Indications for Obesity Treatment



When an overweight or obese person presents with a sign or symptom of a disease in clinical practice, the clinician needs to always consider the following questions:

1) Is the presenting condition causally related to excess weight?

2) Is the presenting condition merely aggravated by excess weight?

3) Is the presenting condition unrelated to excess weight?

If the presenting condition is largely caused by excess weight (e.g. sleep apnea, type 2 diabetes, hypertension, gastroesophageal reflux disease, etc.) then there is a good chance that weight loss will reverse or “cure” this condition.

If, on the other hand, the condition is not caused by obesity but is merely aggravated by excess weight (e.g. COPD, congestive heart failure, urinary incontinence, etc.), then, although weight loss may not fully reverse this condition, it could very well reduce symptoms and make the condition more manageable.

In contrast, if the condition is unrelated to excess weight (e.g. a flu infection, migraine headaches, infectious hepatitis, etc.), then losing weight is unlikely to have any effect on this condition at all.
Accordingly, in the first case, if excess weight is indeed the causal factor, then not addressing obesity can only be considered “palliative care” (as in primarily managing an overweight Type 2 diabetic patient with hypoglycemic drugs or merely placing an overweight patient with obstructive sleep apnea on CPAP). In other words, symptomatic treatment without also targeting excess weight is unlikely to fully resolve the problem. These patients would have a primary indication for weight management – anything else is a “band-aid” solution.

When dealing with conditions not causally related to obesity, but where excess weight is a significant aggravating factor, the primary focus should of course be on treating the underlying condition. Only if this is not possible, will weight loss be an option to at least ameliorate the condition – this would be a secondary indication for weight management.

Obviously, for conditions presenting in overweight and obese patients that are unrelated to excess weight, weight loss is unlikely to have any impact on the problem. Thus, the focus should be on treating the underlying problem, which when solved, will still leave enough time to address the excess weight issue – if clinically indicated. These patients would have a tertiary indication for weight management.

Indeed, it is in cases 2 and 3 where mistakes are most often made; automatically assuming that all problems in overweight or obese patients must be a consequence of their excess weight can lead to delay of proper diagnostic procedures and treatments.

Thus, for example, assuming that the back pain in an obese patient is likely weight related can delay the diagnosis of osteoporotic fractures, spinal disc syndromes or even identification of metastasis. Similarly, simply assuming that exertional dyspnea in an obese patient is a consequence of excess weight may result in missing underlying interstitial, infectious or embolic disease.

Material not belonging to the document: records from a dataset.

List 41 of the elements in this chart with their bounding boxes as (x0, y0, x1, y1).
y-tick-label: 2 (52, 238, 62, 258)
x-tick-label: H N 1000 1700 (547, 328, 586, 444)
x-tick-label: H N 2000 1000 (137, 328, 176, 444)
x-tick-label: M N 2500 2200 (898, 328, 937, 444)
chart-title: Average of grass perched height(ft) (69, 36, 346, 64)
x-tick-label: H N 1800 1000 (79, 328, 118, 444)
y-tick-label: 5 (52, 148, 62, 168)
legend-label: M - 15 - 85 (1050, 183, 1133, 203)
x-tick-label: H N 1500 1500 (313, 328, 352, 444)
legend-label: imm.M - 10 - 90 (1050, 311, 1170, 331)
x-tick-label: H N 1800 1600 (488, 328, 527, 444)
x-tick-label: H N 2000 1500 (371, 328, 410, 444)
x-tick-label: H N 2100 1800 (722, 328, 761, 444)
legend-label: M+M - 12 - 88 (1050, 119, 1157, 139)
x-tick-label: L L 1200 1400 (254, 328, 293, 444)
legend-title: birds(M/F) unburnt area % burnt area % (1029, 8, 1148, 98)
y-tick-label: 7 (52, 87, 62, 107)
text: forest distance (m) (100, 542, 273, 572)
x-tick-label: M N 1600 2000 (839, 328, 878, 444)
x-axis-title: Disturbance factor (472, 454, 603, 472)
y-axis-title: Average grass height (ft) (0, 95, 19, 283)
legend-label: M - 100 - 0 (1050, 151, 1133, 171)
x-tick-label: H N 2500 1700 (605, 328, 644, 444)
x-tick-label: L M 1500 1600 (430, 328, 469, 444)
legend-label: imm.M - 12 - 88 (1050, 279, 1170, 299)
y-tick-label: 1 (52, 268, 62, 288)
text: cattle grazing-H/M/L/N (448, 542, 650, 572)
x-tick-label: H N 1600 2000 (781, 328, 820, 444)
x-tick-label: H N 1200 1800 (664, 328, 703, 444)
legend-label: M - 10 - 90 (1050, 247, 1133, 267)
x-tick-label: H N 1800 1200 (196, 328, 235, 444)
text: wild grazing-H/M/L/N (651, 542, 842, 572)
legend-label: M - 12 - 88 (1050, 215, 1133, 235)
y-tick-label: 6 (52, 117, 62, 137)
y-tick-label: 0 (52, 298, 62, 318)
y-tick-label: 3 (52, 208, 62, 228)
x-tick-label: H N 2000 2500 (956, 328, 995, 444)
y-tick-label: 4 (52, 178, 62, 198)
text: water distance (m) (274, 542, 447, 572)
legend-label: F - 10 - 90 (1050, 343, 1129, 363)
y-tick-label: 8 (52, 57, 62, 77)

It is therefore crucial that before jumping to the conclusion that excess weight is the primary problem for all symptoms and problems in overweight and obese patients, clinicians should maintain due diligence in terms of history, physical examination and diagnostic testing before simply recommending weight loss. This is not to say that these patients may not also benefit from weight management, but it certainly should not be the first priority before addressing the presenting complaint or condition.

Indeed, nothing frustrates overweight and obese patients more, than when every symptom or complaint is automatically blamed on their excess weight leading to the useless advise to simply “eat less and move more”.